Vielleicht haben Sie bemerkt, dass der Verstand gerne vertraute Schablonen verwendet, um unsere Träume zu formen. Die Gesamtheit des Traums besteht aus Erinnerungsfragmenten. Jede Stadt in einem Traum ist aus Hunderten von Städten zusammengesetzt, die wir besucht oder im Fernsehen gesehen haben. Die Passanten sind zwangsläufig eine Mischung aus den Typen von Menschen, denen man im Leben begegnet ist. Träume können ohne Ihre Erinnerungen nicht existieren, aber die Qualität der Erinnerung spielt keine Rolle. Oft genug haben meine Träume Fragmente von Computerspielen verwendet, die ich gespielt hatte. Was mich jedoch am meisten erstaunt, ist, dass ich mich oft an genau denselben unwirklichen Orten wiederfinde, die ich mir schon einmal erträumt habe. Oft erinnere ich mich an einen ähnlichen Traum mit einer leicht veränderten Handlung, in dem ich mich in genau derselben Straße, aber in einem anderen Geschäft befand. Im Wachleben hätte ich mich nie an diese Träume erinnert, aber im Schlaf hatte ich eine vollständige Erinnerung an die Träume, die ich in dieser Stadt erlebt hatte. Und so konnte ich mit diesem Wissen benachbarte Straßen entlanggehen oder Gebäude von allen Seiten inspizieren, wenn sie mich interessierten.

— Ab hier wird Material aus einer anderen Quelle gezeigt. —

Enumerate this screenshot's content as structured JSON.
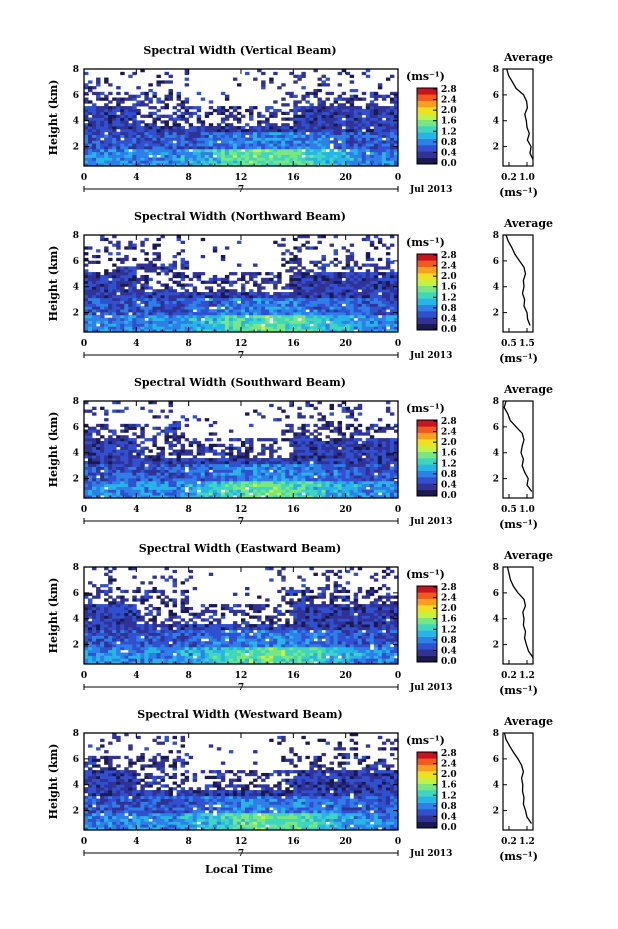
{
  "figure": {
    "x_ticks": [
      "0",
      "4",
      "8",
      "12",
      "16",
      "20",
      "0"
    ],
    "y_ticks": [
      "2",
      "4",
      "6",
      "8"
    ],
    "colorbar_ticks": [
      "0.0",
      "0.4",
      "0.8",
      "1.2",
      "1.6",
      "2.0",
      "2.4",
      "2.8"
    ],
    "colorbar_unit": "(ms⁻¹)",
    "date_label": "Jul 2013",
    "day_label": "7",
    "x_label": "Local Time",
    "y_label": "Height (km)",
    "average_title": "Average",
    "average_unit": "(ms⁻¹)",
    "colormap": [
      "#1a1a50",
      "#303296",
      "#3050d0",
      "#2f7fe8",
      "#28b4e6",
      "#3fd6c0",
      "#7ae680",
      "#c8f040",
      "#f0e020",
      "#f7a020",
      "#f05a1e",
      "#c8141e"
    ]
  },
  "chart_data": [
    {
      "type": "heatmap",
      "title": "Spectral Width (Vertical Beam)",
      "xlabel": "Local Time",
      "ylabel": "Height (km)",
      "xlim": [
        0,
        24
      ],
      "ylim": [
        0.5,
        8
      ],
      "clim": [
        0,
        2.8
      ],
      "unit": "ms⁻¹",
      "approx_profile_day": [
        0.45,
        0.45,
        0.45,
        0.45,
        0.45,
        0.5,
        0.5,
        0.5,
        0.6,
        0.7,
        0.8,
        0.95,
        1.05,
        1.1,
        1.15,
        1.1,
        1.05,
        0.95,
        0.85,
        0.75,
        0.65,
        0.55,
        0.5,
        0.45,
        0.45
      ],
      "average_profile": {
        "xtick_labels": [
          "0.2",
          "1.0"
        ],
        "xlim": [
          0.2,
          1.0
        ],
        "height": [
          1,
          1.5,
          2,
          2.5,
          3,
          3.5,
          4,
          4.5,
          5,
          5.5,
          6,
          6.5,
          7,
          7.5,
          8
        ],
        "width": [
          1.0,
          0.92,
          0.95,
          0.85,
          0.9,
          0.84,
          0.82,
          0.78,
          0.85,
          0.83,
          0.75,
          0.55,
          0.45,
          0.35,
          0.3
        ]
      }
    },
    {
      "type": "heatmap",
      "title": "Spectral Width (Northward Beam)",
      "xlabel": "Local Time",
      "ylabel": "Height (km)",
      "xlim": [
        0,
        24
      ],
      "ylim": [
        0.5,
        8
      ],
      "clim": [
        0,
        2.8
      ],
      "unit": "ms⁻¹",
      "approx_profile_day": [
        0.45,
        0.45,
        0.45,
        0.45,
        0.45,
        0.5,
        0.5,
        0.5,
        0.6,
        0.7,
        0.8,
        0.95,
        1.05,
        1.1,
        1.15,
        1.1,
        1.05,
        0.95,
        0.85,
        0.75,
        0.65,
        0.55,
        0.5,
        0.45,
        0.45
      ],
      "average_profile": {
        "xtick_labels": [
          "0.5",
          "1.5"
        ],
        "xlim": [
          0.5,
          1.5
        ],
        "height": [
          1,
          1.5,
          2,
          2.5,
          3,
          3.5,
          4,
          4.5,
          5,
          5.5,
          6,
          6.5,
          7,
          7.5,
          8
        ],
        "width": [
          1.4,
          1.32,
          1.3,
          1.2,
          1.22,
          1.15,
          1.2,
          1.18,
          1.25,
          1.2,
          1.05,
          0.9,
          0.8,
          0.68,
          0.6
        ]
      }
    },
    {
      "type": "heatmap",
      "title": "Spectral Width (Southward Beam)",
      "xlabel": "Local Time",
      "ylabel": "Height (km)",
      "xlim": [
        0,
        24
      ],
      "ylim": [
        0.5,
        8
      ],
      "clim": [
        0,
        2.8
      ],
      "unit": "ms⁻¹",
      "approx_profile_day": [
        0.45,
        0.45,
        0.45,
        0.45,
        0.45,
        0.5,
        0.5,
        0.5,
        0.6,
        0.7,
        0.8,
        0.95,
        1.05,
        1.1,
        1.15,
        1.1,
        1.05,
        0.95,
        0.85,
        0.75,
        0.65,
        0.55,
        0.5,
        0.45,
        0.45
      ],
      "average_profile": {
        "xtick_labels": [
          "0.5",
          "1.0"
        ],
        "xlim": [
          0.5,
          1.0
        ],
        "height": [
          1,
          1.5,
          2,
          2.5,
          3,
          3.5,
          4,
          4.5,
          5,
          5.5,
          6,
          6.5,
          7,
          7.5,
          8
        ],
        "width": [
          0.98,
          0.9,
          0.92,
          0.86,
          0.82,
          0.84,
          0.8,
          0.82,
          0.85,
          0.82,
          0.72,
          0.62,
          0.58,
          0.52,
          0.55
        ]
      }
    },
    {
      "type": "heatmap",
      "title": "Spectral Width (Eastward Beam)",
      "xlabel": "Local Time",
      "ylabel": "Height (km)",
      "xlim": [
        0,
        24
      ],
      "ylim": [
        0.5,
        8
      ],
      "clim": [
        0,
        2.8
      ],
      "unit": "ms⁻¹",
      "approx_profile_day": [
        0.45,
        0.45,
        0.45,
        0.45,
        0.45,
        0.5,
        0.5,
        0.5,
        0.6,
        0.7,
        0.8,
        0.95,
        1.05,
        1.1,
        1.15,
        1.1,
        1.05,
        0.95,
        0.85,
        0.75,
        0.65,
        0.55,
        0.5,
        0.45,
        0.45
      ],
      "average_profile": {
        "xtick_labels": [
          "0.2",
          "1.2"
        ],
        "xlim": [
          0.2,
          1.2
        ],
        "height": [
          1,
          1.5,
          2,
          2.5,
          3,
          3.5,
          4,
          4.5,
          5,
          5.5,
          6,
          6.5,
          7,
          7.5,
          8
        ],
        "width": [
          1.2,
          1.05,
          0.98,
          0.92,
          0.95,
          0.88,
          0.9,
          0.86,
          0.95,
          0.9,
          0.7,
          0.55,
          0.45,
          0.4,
          0.35
        ]
      }
    },
    {
      "type": "heatmap",
      "title": "Spectral Width (Westward Beam)",
      "xlabel": "Local Time",
      "ylabel": "Height (km)",
      "xlim": [
        0,
        24
      ],
      "ylim": [
        0.5,
        8
      ],
      "clim": [
        0,
        2.8
      ],
      "unit": "ms⁻¹",
      "approx_profile_day": [
        0.45,
        0.45,
        0.45,
        0.45,
        0.45,
        0.5,
        0.5,
        0.5,
        0.6,
        0.7,
        0.8,
        0.95,
        1.05,
        1.1,
        1.15,
        1.1,
        1.05,
        0.95,
        0.85,
        0.75,
        0.65,
        0.55,
        0.5,
        0.45,
        0.45
      ],
      "average_profile": {
        "xtick_labels": [
          "0.2",
          "1.2"
        ],
        "xlim": [
          0.2,
          1.2
        ],
        "height": [
          1,
          1.5,
          2,
          2.5,
          3,
          3.5,
          4,
          4.5,
          5,
          5.5,
          6,
          6.5,
          7,
          7.5,
          8
        ],
        "width": [
          1.15,
          1.0,
          0.95,
          0.88,
          0.9,
          0.85,
          0.86,
          0.82,
          0.88,
          0.82,
          0.7,
          0.55,
          0.42,
          0.3,
          0.25
        ]
      }
    }
  ]
}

Die Städte in meinen Träumen veränderten sich immer in kleinen Schritten, als ob sie außerhalb meiner Träume existierten. An einem Ort wurde ein Haus gebaut, an einem anderen eröffnete ein neues Geschäft oder ein Baum wuchs. Es gibt viele vertraute Orte in meinen Träumen. Manchmal entdecke ich zu meiner Überraschung, dass diese Orte miteinander verbunden sind. So habe ich zum Beispiel festgestellt, dass eine meiner Lieblingsstädte aus meinen Träumen in der Nähe eines vertrauten Gebirgszuges lag, in dem ich gerne spazieren ging und wie ein fliegendes Eichhörnchen in die Höhe schwebte, wobei ich die Hänge fast berührte. Träume sind wie ein dynamischer Konstrukteur, der jedes Mal etwas Neues erschafft und dabei alte Merkmale beibehält.
Ein Ort, den ich in meinen Träumen nur selten sehe, ist Deutschland, obwohl ich schon seit mehr als sechs Jahren hier lebe. Mein Verstand ist nicht bereit, seinem Traumarchiv neue Texturen und Objekte hinzuzufügen. Träume sparen gerne an Neuem. Ich träume immer noch oft von den Straßen in meiner Heimatstadt, so wie sie in meiner Kindheit waren. Als ob irgendwo auf der Festplatte meines Gehirns detaillierte Aufzeichnungen über meine ersten Erinnerungen gespeichert wären.
Wie die Landschaften, so erschafft der Traum die Menschen um uns herum. Die Bekannten in unseren Träumen sind nur wie Prototypen von Menschen. Sie bewahren nur das, woran wir uns erinnern, und unsere Erinnerung ist, wie Sie sich vorstellen können, sehr bedingt. Ihre ungefähren Züge werden wie eine zusammengesetzte Skizze zu einem Bild zusammengesetzt, das der realen Person leider oft nur noch vage ähnelt.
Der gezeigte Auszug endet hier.